OxyFile #248

Effect of bleaching agents on dentin permeability to Streptococcus 
faecalis.


Author: Heling I; Parson A; Rotstein I

Source: J Endod 1995 Nov; 21(11):540-2

Abstract:

Bacterial contamination of dentin may be a contributing 
factor in the development of bleaching-associated root 
resorption. In this study, the effect of commonly used 
bleaching agents on the permeability of dentin tubules 
to Streptococcus faecalis was evaluated. Sixty extracted 
bovine incisors were horizontally sectioned apically to 
the cementoenamel junction. In each tooth, a standard cavity 
was prepared, the pulp tissue extirpated, and remnants 
of soft tissue and smear layer were removed.
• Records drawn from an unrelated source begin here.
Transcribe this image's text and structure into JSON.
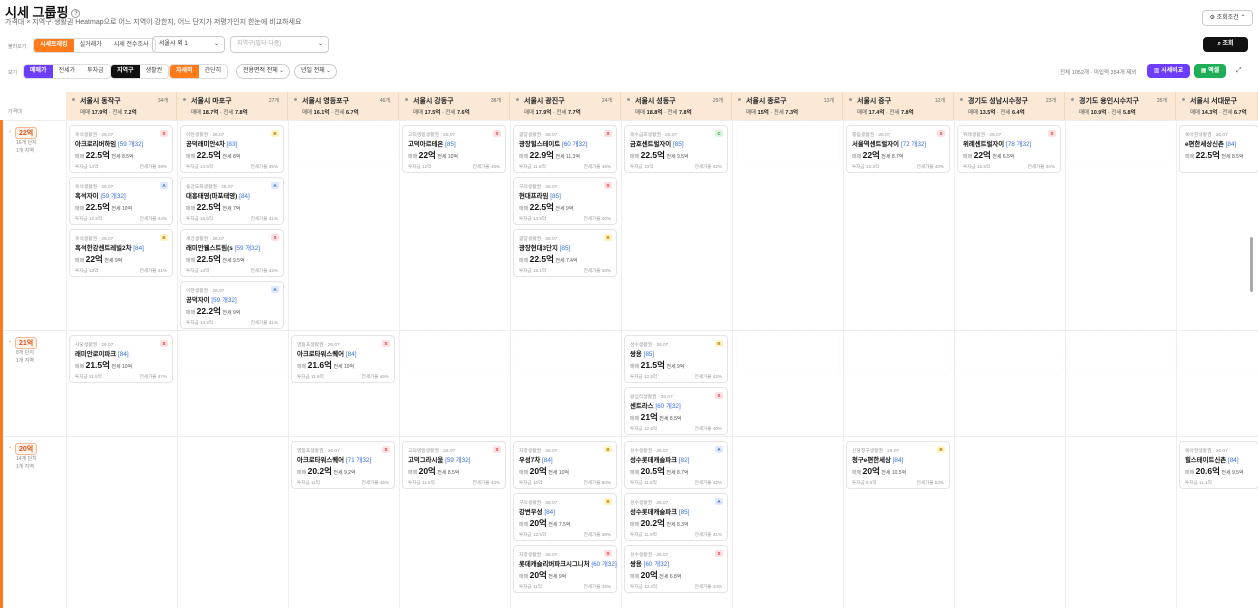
{
  "header": {
    "title": "시세 그룹핑",
    "subtitle": "가격대 × 지역구·생활권 Heatmap으로 어느 지역이 강한지, 어느 단지가 저평가인지 한눈에 비교하세요",
    "cond_button": "조회조건"
  },
  "filters": {
    "view_label": "불러오기",
    "mode_tabs": [
      "시세트래킹",
      "실거래가",
      "시세 전수조사"
    ],
    "region_select": "서울시 외 1",
    "district_placeholder": "지역구(필터 다중)",
    "search_button": "조회"
  },
  "viewbar": {
    "label": "보기",
    "price_tabs": [
      "매매가",
      "전세가",
      "투자금"
    ],
    "group_tabs": [
      "지역구",
      "생활권"
    ],
    "detail_tabs": [
      "자세히",
      "간단히"
    ],
    "area_select": "전용면적 전체",
    "year_select": "년일 전체",
    "summary": "전체 1052개 · 미입력 354개 제외",
    "compare_button": "시세비교",
    "excel_button": "엑셀"
  },
  "grid": {
    "corner_label": "가격대",
    "columns": [
      {
        "name": "서울시 동작구",
        "count": "34개",
        "sale": "17.9억",
        "jeonse": "7.2억"
      },
      {
        "name": "서울시 마포구",
        "count": "27개",
        "sale": "18.7억",
        "jeonse": "7.8억"
      },
      {
        "name": "서울시 영등포구",
        "count": "46개",
        "sale": "16.1억",
        "jeonse": "6.7억"
      },
      {
        "name": "서울시 강동구",
        "count": "38개",
        "sale": "17.5억",
        "jeonse": "7.6억"
      },
      {
        "name": "서울시 광진구",
        "count": "24개",
        "sale": "17.9억",
        "jeonse": "7.7억"
      },
      {
        "name": "서울시 성동구",
        "count": "29개",
        "sale": "18.8억",
        "jeonse": "7.8억"
      },
      {
        "name": "서울시 종로구",
        "count": "13개",
        "sale": "15억",
        "jeonse": "7.3억"
      },
      {
        "name": "서울시 중구",
        "count": "12개",
        "sale": "17.4억",
        "jeonse": "7.8억"
      },
      {
        "name": "경기도 성남시수정구",
        "count": "23개",
        "sale": "13.5억",
        "jeonse": "6.4억"
      },
      {
        "name": "경기도 용인시수지구",
        "count": "35개",
        "sale": "10.9억",
        "jeonse": "5.8억"
      },
      {
        "name": "서울시 서대문구",
        "count": "",
        "sale": "14.3억",
        "jeonse": "6.7억"
      }
    ],
    "sale_label": "매매",
    "jeonse_label": "전세",
    "rows": [
      {
        "price": "22억",
        "l1": "16개 단지",
        "l2": "1개 지역"
      },
      {
        "price": "21억",
        "l1": "8개 단지",
        "l2": "1개 지역"
      },
      {
        "price": "20억",
        "l1": "14개 단지",
        "l2": "1개 지역"
      }
    ]
  },
  "cards": [
    {
      "col": 0,
      "row": 0,
      "y": 0,
      "t": "흑석생활권 · 26.07",
      "g": "S",
      "nm": "아크로리버하임",
      "area": "[59 개32]",
      "sale": "22.5억",
      "je": "8.5억",
      "inv": "14억",
      "rate": "38%"
    },
    {
      "col": 0,
      "row": 0,
      "y": 1,
      "t": "흑석생활권 · 26.07",
      "g": "A",
      "nm": "흑석자이",
      "area": "[59 개32]",
      "sale": "22.5억",
      "je": "10억",
      "inv": "12.5억",
      "rate": "44%"
    },
    {
      "col": 0,
      "row": 0,
      "y": 2,
      "t": "흑석생활권 · 26.07",
      "g": "B",
      "nm": "흑석한강센트레빌2차",
      "area": "[84]",
      "sale": "22억",
      "je": "9억",
      "inv": "13억",
      "rate": "41%"
    },
    {
      "col": 1,
      "row": 0,
      "y": 0,
      "t": "아현생활권 · 26.07",
      "g": "B",
      "nm": "공덕래미안4차",
      "area": "[83]",
      "sale": "22.5억",
      "je": "8억",
      "inv": "14.5억",
      "rate": "36%"
    },
    {
      "col": 1,
      "row": 0,
      "y": 1,
      "t": "용강도화생활권 · 26.07",
      "g": "A",
      "nm": "대흥태영(마포태영)",
      "area": "[84]",
      "sale": "22.5억",
      "je": "7억",
      "inv": "15.5억",
      "rate": "31%"
    },
    {
      "col": 1,
      "row": 0,
      "y": 2,
      "t": "세강생활권 · 26.07",
      "g": "S",
      "nm": "래미안웰스트림(s",
      "area": "[59 개32]",
      "sale": "22.5억",
      "je": "9.5억",
      "inv": "13억",
      "rate": "42%"
    },
    {
      "col": 1,
      "row": 0,
      "y": 3,
      "t": "아현생활권 · 26.07",
      "g": "A",
      "nm": "공덕자이",
      "area": "[59 개32]",
      "sale": "22.2억",
      "je": "9억",
      "inv": "13.2억",
      "rate": "41%"
    },
    {
      "col": 3,
      "row": 0,
      "y": 0,
      "t": "고덕명일생활권 · 26.07",
      "g": "S",
      "nm": "고덕아르테온",
      "area": "[85]",
      "sale": "22억",
      "je": "10억",
      "inv": "12억",
      "rate": "45%"
    },
    {
      "col": 4,
      "row": 0,
      "y": 0,
      "t": "광장생활권 · 26.07",
      "g": "S",
      "nm": "광장힐스테이트",
      "area": "[60 개32]",
      "sale": "22.9억",
      "je": "11.3억",
      "inv": "11.6억",
      "rate": "49%"
    },
    {
      "col": 4,
      "row": 0,
      "y": 1,
      "t": "구의생활권 · 26.07",
      "g": "S",
      "nm": "현대프라임",
      "area": "[85]",
      "sale": "22.5억",
      "je": "9억",
      "inv": "13.5억",
      "rate": "40%"
    },
    {
      "col": 4,
      "row": 0,
      "y": 2,
      "t": "광장생활권 · 26.07",
      "g": "B",
      "nm": "광장현대3단지",
      "area": "[85]",
      "sale": "22.5억",
      "je": "7.4억",
      "inv": "15.1억",
      "rate": "33%"
    },
    {
      "col": 5,
      "row": 0,
      "y": 0,
      "t": "옥수금호생활권 · 26.07",
      "g": "C",
      "nm": "금호센트럴자이",
      "area": "[85]",
      "sale": "22.5억",
      "je": "9.5억",
      "inv": "13억",
      "rate": "42%"
    },
    {
      "col": 7,
      "row": 0,
      "y": 0,
      "t": "중림생활권 · 26.07",
      "g": "S",
      "nm": "서울역센트럴자이",
      "area": "[72 개32]",
      "sale": "22억",
      "je": "8.7억",
      "inv": "13.3억",
      "rate": "40%"
    },
    {
      "col": 8,
      "row": 0,
      "y": 0,
      "t": "위례생활권 · 26.07",
      "g": "S",
      "nm": "위례센트럴자이",
      "area": "[78 개32]",
      "sale": "22억",
      "je": "6.5억",
      "inv": "15.5억",
      "rate": "30%"
    },
    {
      "col": 10,
      "row": 0,
      "y": 0,
      "t": "북아현생활권 · 26.07",
      "g": "",
      "nm": "e편한세상신촌",
      "area": "[84]",
      "sale": "22.5억",
      "je": "8.5억",
      "inv": "",
      "rate": ""
    },
    {
      "col": 0,
      "row": 1,
      "y": 0,
      "t": "사당생활권 · 26.07",
      "g": "S",
      "nm": "래미안로이파크",
      "area": "[84]",
      "sale": "21.5억",
      "je": "10억",
      "inv": "11.5억",
      "rate": "47%"
    },
    {
      "col": 2,
      "row": 1,
      "y": 0,
      "t": "영등포생활권 · 26.07",
      "g": "S",
      "nm": "아크로타워스퀘어",
      "area": "[84]",
      "sale": "21.6억",
      "je": "10억",
      "inv": "11.6억",
      "rate": "46%"
    },
    {
      "col": 5,
      "row": 1,
      "y": 0,
      "t": "성수생활권 · 26.07",
      "g": "B",
      "nm": "쌍용",
      "area": "[85]",
      "sale": "21.5억",
      "je": "9억",
      "inv": "12.5억",
      "rate": "42%"
    },
    {
      "col": 5,
      "row": 1,
      "y": 1,
      "t": "왕십리생활권 · 26.07",
      "g": "S",
      "nm": "센트라스",
      "area": "[60 개32]",
      "sale": "21억",
      "je": "8.5억",
      "inv": "12.5억",
      "rate": "40%"
    },
    {
      "col": 2,
      "row": 2,
      "y": 0,
      "t": "영등포생활권 · 26.07",
      "g": "S",
      "nm": "아크로타워스퀘어",
      "area": "[71 개32]",
      "sale": "20.2억",
      "je": "9.2억",
      "inv": "11억",
      "rate": "46%"
    },
    {
      "col": 3,
      "row": 2,
      "y": 0,
      "t": "고덕명일생활권 · 26.07",
      "g": "S",
      "nm": "고덕그라시움",
      "area": "[59 개32]",
      "sale": "20억",
      "je": "8.5억",
      "inv": "11.5억",
      "rate": "43%"
    },
    {
      "col": 4,
      "row": 2,
      "y": 0,
      "t": "자양생활권 · 26.07",
      "g": "B",
      "nm": "우성7차",
      "area": "[84]",
      "sale": "20억",
      "je": "10억",
      "inv": "10억",
      "rate": "50%"
    },
    {
      "col": 4,
      "row": 2,
      "y": 1,
      "t": "구의생활권 · 26.07",
      "g": "B",
      "nm": "강변우성",
      "area": "[84]",
      "sale": "20억",
      "je": "7.5억",
      "inv": "12.5억",
      "rate": "38%"
    },
    {
      "col": 4,
      "row": 2,
      "y": 2,
      "t": "자양생활권 · 26.07",
      "g": "S",
      "nm": "롯데캐슬리버파크시그니처",
      "area": "[60 개32]",
      "sale": "20억",
      "je": "9억",
      "inv": "11억",
      "rate": "45%"
    },
    {
      "col": 5,
      "row": 2,
      "y": 0,
      "t": "성수생활권 · 26.07",
      "g": "A",
      "nm": "성수롯데캐슬파크",
      "area": "[82]",
      "sale": "20.5억",
      "je": "8.7억",
      "inv": "11.8억",
      "rate": "42%"
    },
    {
      "col": 5,
      "row": 2,
      "y": 1,
      "t": "성수생활권 · 26.07",
      "g": "A",
      "nm": "성수롯데캐슬파크",
      "area": "[85]",
      "sale": "20.2억",
      "je": "8.3억",
      "inv": "11.9억",
      "rate": "41%"
    },
    {
      "col": 5,
      "row": 2,
      "y": 2,
      "t": "성수생활권 · 26.07",
      "g": "S",
      "nm": "쌍용",
      "area": "[60 개32]",
      "sale": "20억",
      "je": "6.8억",
      "inv": "13.2억",
      "rate": "34%"
    },
    {
      "col": 7,
      "row": 2,
      "y": 0,
      "t": "신당청구생활권 · 26.07",
      "g": "B",
      "nm": "청구e편한세상",
      "area": "[84]",
      "sale": "20억",
      "je": "10.5억",
      "inv": "9.5억",
      "rate": "53%"
    },
    {
      "col": 10,
      "row": 2,
      "y": 0,
      "t": "북아현생활권 · 26.07",
      "g": "",
      "nm": "힐스테이트신촌",
      "area": "[84]",
      "sale": "20.6억",
      "je": "9.5억",
      "inv": "11.1억",
      "rate": ""
    }
  ],
  "card_labels": {
    "sale": "매매",
    "jeonse": "전세",
    "inv": "투자금",
    "rate": "전세가율"
  }
}
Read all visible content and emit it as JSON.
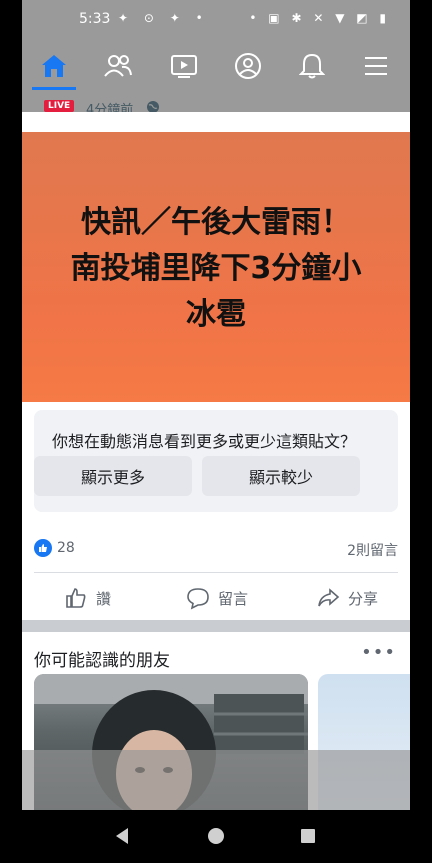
{
  "status_bar": {
    "time": "5:33",
    "left_icons": "✦ ⊙ ✦ •",
    "right_icons": "• ▣ ✱ ✕ ▼ ◩ ▮"
  },
  "nav": {
    "tabs": [
      "home",
      "friends",
      "watch",
      "profile",
      "notifications",
      "menu"
    ],
    "active": "home",
    "accent": "#1877f2"
  },
  "post": {
    "live_label": "LIVE",
    "time_ago": "4分鐘前",
    "headline_line1": "快訊／午後大雷雨！",
    "headline_line2": "南投埔里降下3分鐘小",
    "headline_line3": "冰雹",
    "hero_color": "#f07447",
    "feedback_question": "你想在動態消息看到更多或更少這類貼文？",
    "show_more": "顯示更多",
    "show_less": "顯示較少",
    "like_count": "28",
    "comment_count": "2則留言",
    "like_action": "讚",
    "comment_action": "留言",
    "share_action": "分享"
  },
  "pymk": {
    "title": "你可能認識的朋友",
    "more": "•••"
  }
}
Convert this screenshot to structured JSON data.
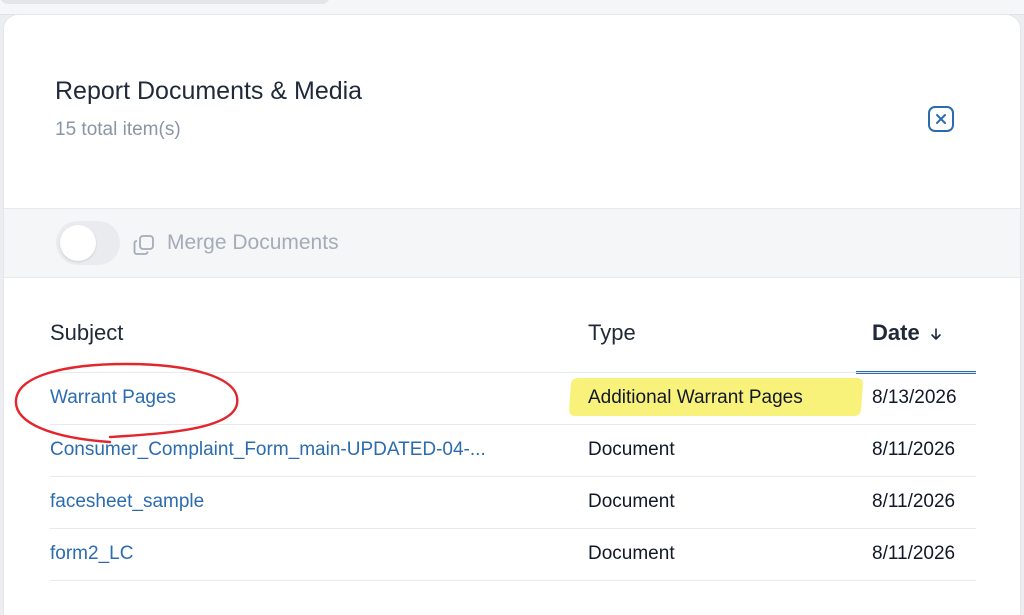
{
  "modal": {
    "title": "Report Documents & Media",
    "subtitle": "15 total item(s)"
  },
  "toolbar": {
    "merge_label": "Merge Documents",
    "merge_toggle_on": false
  },
  "table": {
    "columns": {
      "subject": "Subject",
      "type": "Type",
      "date": "Date"
    },
    "sort": {
      "column": "date",
      "direction": "desc"
    },
    "rows": [
      {
        "subject": "Warrant Pages",
        "type": "Additional Warrant Pages",
        "date": "8/13/2026"
      },
      {
        "subject": "Consumer_Complaint_Form_main-UPDATED-04-...",
        "type": "Document",
        "date": "8/11/2026"
      },
      {
        "subject": "facesheet_sample",
        "type": "Document",
        "date": "8/11/2026"
      },
      {
        "subject": "form2_LC",
        "type": "Document",
        "date": "8/11/2026"
      }
    ]
  },
  "colors": {
    "link": "#2b6cb0",
    "highlight": "#f8f17a",
    "annotation": "#e3262d"
  }
}
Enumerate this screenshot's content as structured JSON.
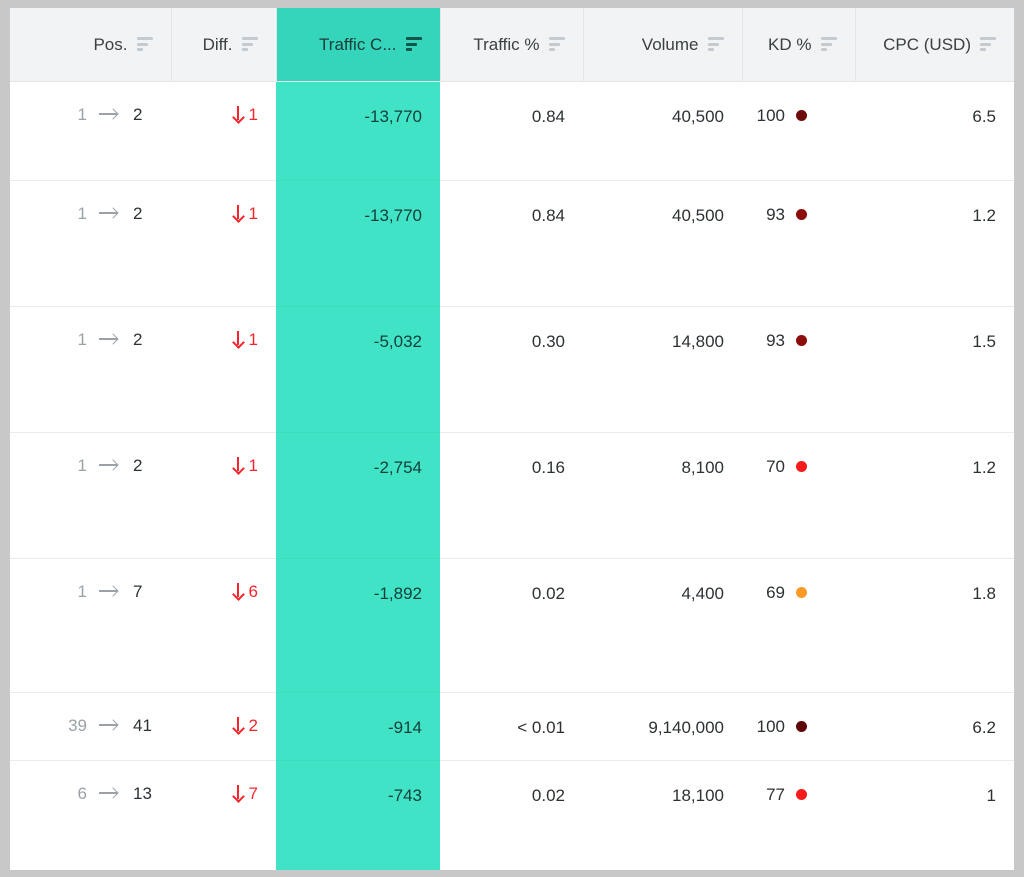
{
  "table": {
    "columns": [
      {
        "key": "pos",
        "label": "Pos.",
        "sorted": false,
        "icon": "sort-icon"
      },
      {
        "key": "diff",
        "label": "Diff.",
        "sorted": false,
        "icon": "sort-icon"
      },
      {
        "key": "tc",
        "label": "Traffic C...",
        "sorted": true,
        "icon": "sort-icon"
      },
      {
        "key": "tpct",
        "label": "Traffic %",
        "sorted": false,
        "icon": "sort-icon"
      },
      {
        "key": "vol",
        "label": "Volume",
        "sorted": false,
        "icon": "sort-icon"
      },
      {
        "key": "kd",
        "label": "KD %",
        "sorted": false,
        "icon": "sort-icon"
      },
      {
        "key": "cpc",
        "label": "CPC (USD)",
        "sorted": false,
        "icon": "sort-icon"
      }
    ],
    "rows": [
      {
        "pos_from": "1",
        "pos_to": "2",
        "diff": "1",
        "diff_dir": "down",
        "traffic_change": "-13,770",
        "traffic_pct": "0.84",
        "volume": "40,500",
        "kd": "100",
        "kd_color": "#6d0a0a",
        "cpc": "6.5"
      },
      {
        "pos_from": "1",
        "pos_to": "2",
        "diff": "1",
        "diff_dir": "down",
        "traffic_change": "-13,770",
        "traffic_pct": "0.84",
        "volume": "40,500",
        "kd": "93",
        "kd_color": "#8c0b0b",
        "cpc": "1.2"
      },
      {
        "pos_from": "1",
        "pos_to": "2",
        "diff": "1",
        "diff_dir": "down",
        "traffic_change": "-5,032",
        "traffic_pct": "0.30",
        "volume": "14,800",
        "kd": "93",
        "kd_color": "#8c0b0b",
        "cpc": "1.5"
      },
      {
        "pos_from": "1",
        "pos_to": "2",
        "diff": "1",
        "diff_dir": "down",
        "traffic_change": "-2,754",
        "traffic_pct": "0.16",
        "volume": "8,100",
        "kd": "70",
        "kd_color": "#f61c1c",
        "cpc": "1.2"
      },
      {
        "pos_from": "1",
        "pos_to": "7",
        "diff": "6",
        "diff_dir": "down",
        "traffic_change": "-1,892",
        "traffic_pct": "0.02",
        "volume": "4,400",
        "kd": "69",
        "kd_color": "#f99a26",
        "cpc": "1.8"
      },
      {
        "pos_from": "39",
        "pos_to": "41",
        "diff": "2",
        "diff_dir": "down",
        "traffic_change": "-914",
        "traffic_pct": "< 0.01",
        "volume": "9,140,000",
        "kd": "100",
        "kd_color": "#5e0606",
        "cpc": "6.2"
      },
      {
        "pos_from": "6",
        "pos_to": "13",
        "diff": "7",
        "diff_dir": "down",
        "traffic_change": "-743",
        "traffic_pct": "0.02",
        "volume": "18,100",
        "kd": "77",
        "kd_color": "#f61c1c",
        "cpc": "1"
      }
    ]
  },
  "theme": {
    "sorted_header_bg": "#34d5bb",
    "sorted_cell_bg": "#41e3c7",
    "header_bg": "#f1f3f4",
    "negative_color": "#f5252d",
    "page_bg": "#c8c8c8"
  }
}
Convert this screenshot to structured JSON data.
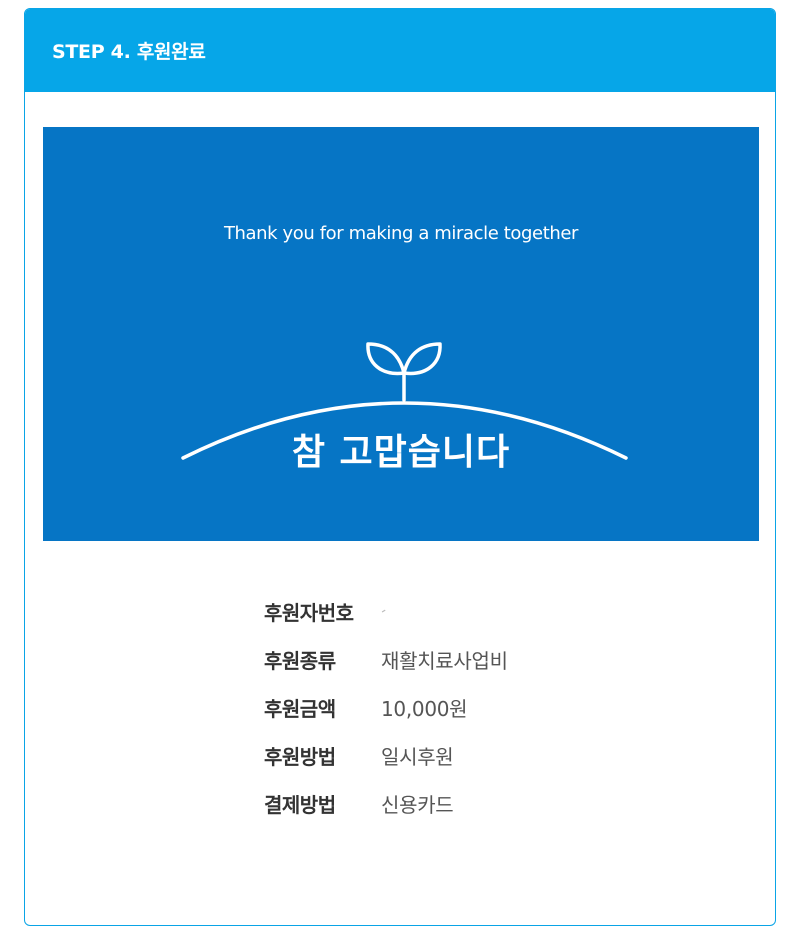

Following 
rinsing and repeated autoclave sterilization, the teeth 
were divided into four groups, each treated with one of 
the following materials: 30% hydrogen peroxide, sodium 
perborate mixed with 30% hydrogen peroxide, sodium perborate 
mixed with distilled water, and distilled water alone that 
served as control. The bleaching agents were sealed in 
the teeth and incubated at 37 degrees C for 7, 14, and 
21 days. At each time interval the bleaching agents were 
removed and the teeth incubated at 37 degrees C in brain 
heart infusion infected with S. faecalis. Histological 
sections were prepared, and the maximal bacterial penetration 
for each group was measured using a computerized morphometric 
system. Statistical analysis of the results revealed that 
teeth treated with either 30% hydrogen peroxide alone or 
in combination with sodium perborate were significantly 
more permeable to S. faecalis than those treated with sodium 
perborate mixed with water (p < 0.0001). Sodium perborate 
mixed with water did not cause an increase in dentin permeability 
to S. faecalis and was similar to the water control. In 
conclusion, it seems that bleaching agents containing hydrogen 
peroxide in high concentrations may increase bacterial 
penetration through dentinal tubules.